Con l'ordinanza n. 28862/2023, la sezione lavoro della Corte di Cassazione è tornata sulla questione della riduzione concordata della prestazione lavorativa, ponendosi nel solco ermeneutico meno restrittivo e fornendo chiarimenti anche riguardo alla natura giuridica di tali accordi. 

La massima

In tema di orario di lavoro, pur in presenza di un rapporto di lavoro subordinato full time, il datore di lavoro può provare sospensioni concordate delle prestazioni lavorative e delle correlative retribuzioni anche per facta concludentia.
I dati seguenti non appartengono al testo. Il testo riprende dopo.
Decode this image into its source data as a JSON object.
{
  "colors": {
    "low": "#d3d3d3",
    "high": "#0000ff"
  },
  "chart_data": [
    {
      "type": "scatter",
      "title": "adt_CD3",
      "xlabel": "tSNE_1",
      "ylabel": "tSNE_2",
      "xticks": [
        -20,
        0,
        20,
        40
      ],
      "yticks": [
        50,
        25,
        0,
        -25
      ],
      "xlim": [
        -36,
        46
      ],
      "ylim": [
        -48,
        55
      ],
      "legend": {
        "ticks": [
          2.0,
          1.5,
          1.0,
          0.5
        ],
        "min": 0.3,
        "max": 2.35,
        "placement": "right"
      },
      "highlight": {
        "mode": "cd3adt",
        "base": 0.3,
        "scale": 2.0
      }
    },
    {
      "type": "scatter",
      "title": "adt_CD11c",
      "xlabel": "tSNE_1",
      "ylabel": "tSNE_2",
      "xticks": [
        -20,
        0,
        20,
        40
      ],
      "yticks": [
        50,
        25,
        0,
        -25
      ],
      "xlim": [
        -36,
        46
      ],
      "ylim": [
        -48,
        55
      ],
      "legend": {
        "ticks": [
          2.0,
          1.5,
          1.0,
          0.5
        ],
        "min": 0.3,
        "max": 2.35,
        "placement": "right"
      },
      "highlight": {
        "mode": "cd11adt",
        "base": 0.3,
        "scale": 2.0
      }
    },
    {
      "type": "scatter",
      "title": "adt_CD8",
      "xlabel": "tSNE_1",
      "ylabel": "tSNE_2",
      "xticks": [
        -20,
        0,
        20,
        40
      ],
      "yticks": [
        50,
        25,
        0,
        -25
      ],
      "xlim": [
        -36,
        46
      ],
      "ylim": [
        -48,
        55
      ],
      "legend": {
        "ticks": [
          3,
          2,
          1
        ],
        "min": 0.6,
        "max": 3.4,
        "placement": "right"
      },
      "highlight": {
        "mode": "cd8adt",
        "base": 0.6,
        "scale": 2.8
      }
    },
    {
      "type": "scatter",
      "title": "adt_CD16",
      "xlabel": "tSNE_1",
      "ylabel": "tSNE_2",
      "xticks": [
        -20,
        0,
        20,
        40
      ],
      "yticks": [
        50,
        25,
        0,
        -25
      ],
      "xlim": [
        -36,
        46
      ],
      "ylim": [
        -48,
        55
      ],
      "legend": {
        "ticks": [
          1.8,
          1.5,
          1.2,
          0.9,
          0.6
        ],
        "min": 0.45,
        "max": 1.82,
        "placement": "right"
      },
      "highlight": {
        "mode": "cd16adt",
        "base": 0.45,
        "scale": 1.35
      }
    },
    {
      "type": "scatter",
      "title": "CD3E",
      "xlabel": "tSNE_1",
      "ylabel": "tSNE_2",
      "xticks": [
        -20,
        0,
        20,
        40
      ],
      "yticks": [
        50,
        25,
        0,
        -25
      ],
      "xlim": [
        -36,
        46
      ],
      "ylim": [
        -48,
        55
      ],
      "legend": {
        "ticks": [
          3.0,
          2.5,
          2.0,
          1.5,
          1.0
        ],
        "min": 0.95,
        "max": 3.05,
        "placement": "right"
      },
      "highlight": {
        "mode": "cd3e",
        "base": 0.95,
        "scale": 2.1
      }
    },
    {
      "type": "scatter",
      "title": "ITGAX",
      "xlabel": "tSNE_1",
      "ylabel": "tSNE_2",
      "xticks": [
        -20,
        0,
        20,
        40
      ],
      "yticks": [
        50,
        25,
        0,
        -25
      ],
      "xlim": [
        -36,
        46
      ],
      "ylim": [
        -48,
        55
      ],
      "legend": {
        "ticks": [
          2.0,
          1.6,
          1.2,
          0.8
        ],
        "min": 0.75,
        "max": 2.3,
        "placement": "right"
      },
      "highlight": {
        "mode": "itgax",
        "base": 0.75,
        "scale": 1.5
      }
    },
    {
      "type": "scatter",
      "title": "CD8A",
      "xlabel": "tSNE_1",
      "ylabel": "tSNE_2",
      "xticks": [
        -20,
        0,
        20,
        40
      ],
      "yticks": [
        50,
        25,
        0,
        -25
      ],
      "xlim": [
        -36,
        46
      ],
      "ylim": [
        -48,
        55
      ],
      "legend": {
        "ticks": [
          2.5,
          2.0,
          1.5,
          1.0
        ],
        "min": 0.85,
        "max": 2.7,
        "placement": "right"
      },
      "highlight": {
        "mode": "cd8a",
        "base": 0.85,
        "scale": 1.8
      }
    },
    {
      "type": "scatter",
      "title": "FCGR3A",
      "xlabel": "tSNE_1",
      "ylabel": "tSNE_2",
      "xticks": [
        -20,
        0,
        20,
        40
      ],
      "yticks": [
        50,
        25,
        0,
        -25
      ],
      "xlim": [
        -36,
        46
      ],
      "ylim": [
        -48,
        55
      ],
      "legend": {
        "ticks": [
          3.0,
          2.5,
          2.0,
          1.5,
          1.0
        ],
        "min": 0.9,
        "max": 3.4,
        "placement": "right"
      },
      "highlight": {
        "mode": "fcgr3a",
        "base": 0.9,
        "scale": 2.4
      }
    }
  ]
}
Una volta raggiunta la prova di tali sospensioni, esse si traducono in clausole tacite integrative del contratto individuale di lavoro full time ed eventuali modifiche successive di quelle sospensioni concordate, non possono essere disposte né imposte unilateralmente dal datore di lavoro, ma richiedono un nuovo consenso del lavoratore.

Corte di Cassazione, sezione lavoro, ordinanza del 18 ottobre 2023, n. 28862.

Il caso

Il Barman di una discoteca agiva in giudizio per il pagamento della differenza tra la retribuzione a tempo pieno e quanto percepito per l'orario (ridotto) di fatto.
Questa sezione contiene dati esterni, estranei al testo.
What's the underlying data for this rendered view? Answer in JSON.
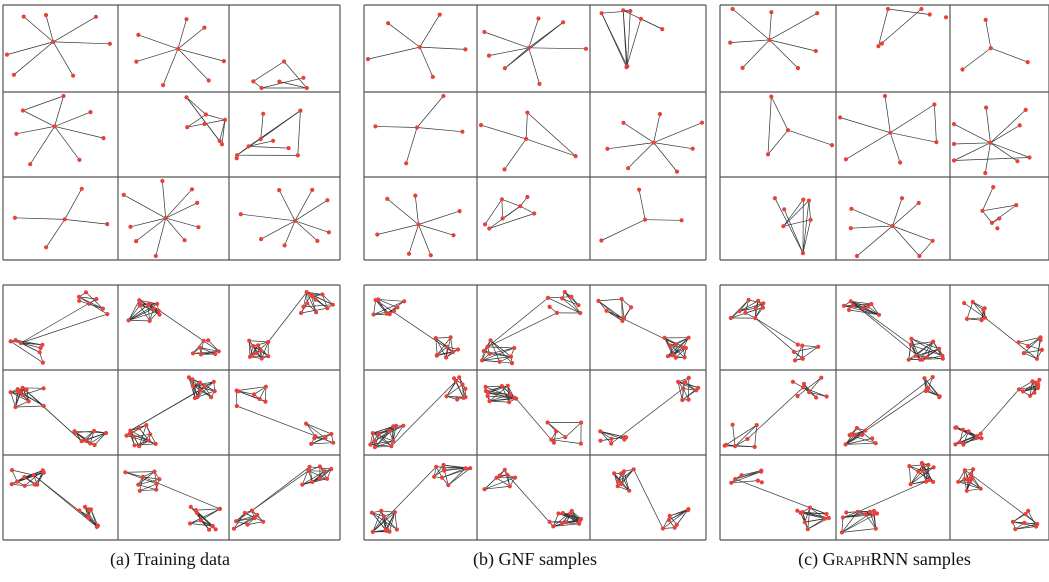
{
  "figure": {
    "panels": [
      {
        "caption_prefix": "(a) ",
        "caption_lead": "Training data",
        "caption_cap": "",
        "caption_rest": "",
        "caption_tail": ""
      },
      {
        "caption_prefix": "(b) ",
        "caption_lead": "GNF samples",
        "caption_cap": "",
        "caption_rest": "",
        "caption_tail": ""
      },
      {
        "caption_prefix": "(c) ",
        "caption_lead": "",
        "caption_cap": "G",
        "caption_rest": "RAPH",
        "caption_tail": "RNN samples"
      }
    ],
    "colors": {
      "node": "#e8403a",
      "edge": "#333333",
      "border": "#555555",
      "background": "#ffffff"
    }
  }
}
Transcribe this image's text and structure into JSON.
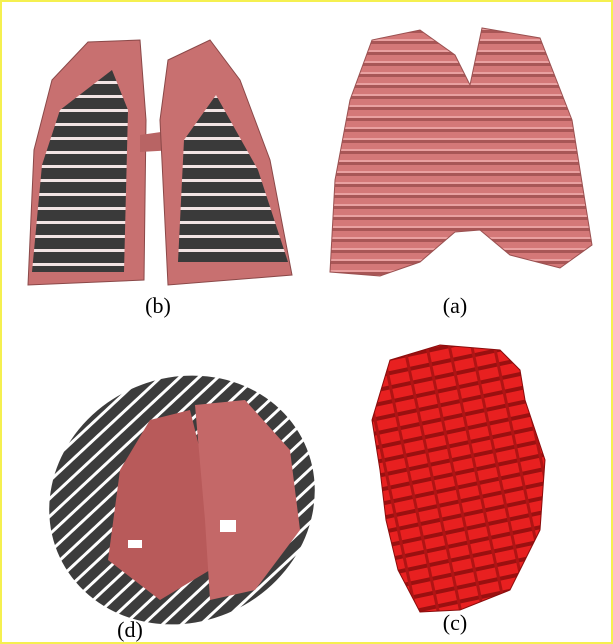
{
  "panels": [
    {
      "label": "(b)"
    },
    {
      "label": "(a)"
    },
    {
      "label": "(d)"
    },
    {
      "label": "(c)"
    }
  ]
}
Costituitasi in giudizio, la società datrice chiedeva in via riconvenzionale l'accertamento della sussistenza fra le parti di un rapporto di lavoro part time, secondo i giorni e gli orari specificamente indicati.

Il Tribunale accoglieva la domanda del dipendente, dichiarando sussistente fra le parti un rapporto di lavoro subordinato a tempo pieno e condannava la società a pagare le conseguenti differenze retributive.
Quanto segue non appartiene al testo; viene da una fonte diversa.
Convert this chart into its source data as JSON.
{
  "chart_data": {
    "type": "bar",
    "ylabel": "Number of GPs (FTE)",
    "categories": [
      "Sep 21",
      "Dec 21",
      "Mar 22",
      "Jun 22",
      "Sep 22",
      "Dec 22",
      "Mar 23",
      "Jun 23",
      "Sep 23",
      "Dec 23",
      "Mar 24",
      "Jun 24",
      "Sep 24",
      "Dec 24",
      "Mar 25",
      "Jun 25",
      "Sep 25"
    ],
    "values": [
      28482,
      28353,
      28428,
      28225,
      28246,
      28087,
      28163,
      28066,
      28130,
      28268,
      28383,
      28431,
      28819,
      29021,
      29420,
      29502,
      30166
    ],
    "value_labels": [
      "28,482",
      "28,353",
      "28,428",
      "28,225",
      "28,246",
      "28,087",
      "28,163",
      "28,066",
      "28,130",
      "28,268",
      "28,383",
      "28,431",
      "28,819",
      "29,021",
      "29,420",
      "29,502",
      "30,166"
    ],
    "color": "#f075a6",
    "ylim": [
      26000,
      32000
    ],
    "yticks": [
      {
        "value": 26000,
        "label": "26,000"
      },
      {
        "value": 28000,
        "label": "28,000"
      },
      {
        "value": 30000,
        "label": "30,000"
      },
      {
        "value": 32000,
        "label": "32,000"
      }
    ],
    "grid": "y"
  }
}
La decisione veniva riformata in secondo grado, ritenendo la Corte territoriale che in giudizio fosse emersa la prova che il ricorrente avesse sempre pacificamente lavorato nei soli giorni di apertura della discoteca e che, nonostante non fosse mai stato stipulato un contratto di lavoro part time, la riduzione dell'orario di lavoro fosse stata concordata ed accettata da tutti i dipendenti che per anni avevano eseguito le prestazioni lavorative secondo le modalità concertate senza nulla eccepire.

Avverso tale sentenza proponeva ricorso il lavoratore, dolendosi del fatto che la Corte territoriale avesse ritenuto inesistente tra le parti un rapporto di lavoro subordinato a tempo pieno, pur in assenza di un contratto con forma scritta e nonostante la messa in mora inviata al datore di lavoro in cui egli aveva dichiarato di mettere a disposizione le proprie energie lavorative per il full time. 

La decisione della corte.

Secondo i giudici della Suprema Corte, nel caso di specie, mancando un contratto scritto, il rapporto andava qualificato come contratto full time, salvo prova, per il datore di lavoro, di aver concordato con i lavoratori una riduzione dell'orario lavorativo sia in riferimento alle ore giornaliere che ai giorni di lavoro.

Tale prova, hanno proseguito i giudicanti, doveva ritenersi sussistente, avendo il datore di lavoro prodotto un accordo sindacale aziendale introducente un regime consensuale di sospensione concordata della prestazione lavorativa e della retribuzione per determinati giorni all'anno e, segnatamente, nei giorni di chiusura del locale, con garanzia di un numero minimo di giornate retribuite all'anno, fissato in 120.

Questo assetto consensuale di interessi – ossia con la sospensione concordata con tutti i dipendenti delle prestazioni lavorative nei giorni di chiusura del locale, ma con garanzia retributiva di almeno 120 giornate annuali – aveva avuto pluriennale, collettiva e consensuale attuazione, quindi, per facta concludentia quel regime doveva ritenersi "incorporato" nell'ambito del contratto di lavoro anche del ricorrente, in quanto tradottosi in clausola stipulata tacitamente.

La sentenza impugnata è stata, pertanto, cassata con rinvio, affinché sia esattamente determinato e liquidato il danno per le eventuali differenze retributive perdute, da calcolare non rispetto al full time, in realtà mai eseguito per volontà concorde delle parti, bensì tenendo conto della sospensione concordata della prestazione lavorativa e della retribuzione durante i giorni di chiusura del locale accompagnata dalla garanzia di almeno 120 giornate di retribuzione all'anno, garanzia divenuta componente necessaria di quella sospensione concordata come attuata negli anni, sulla base di un consenso manifestato per fatti concludenti.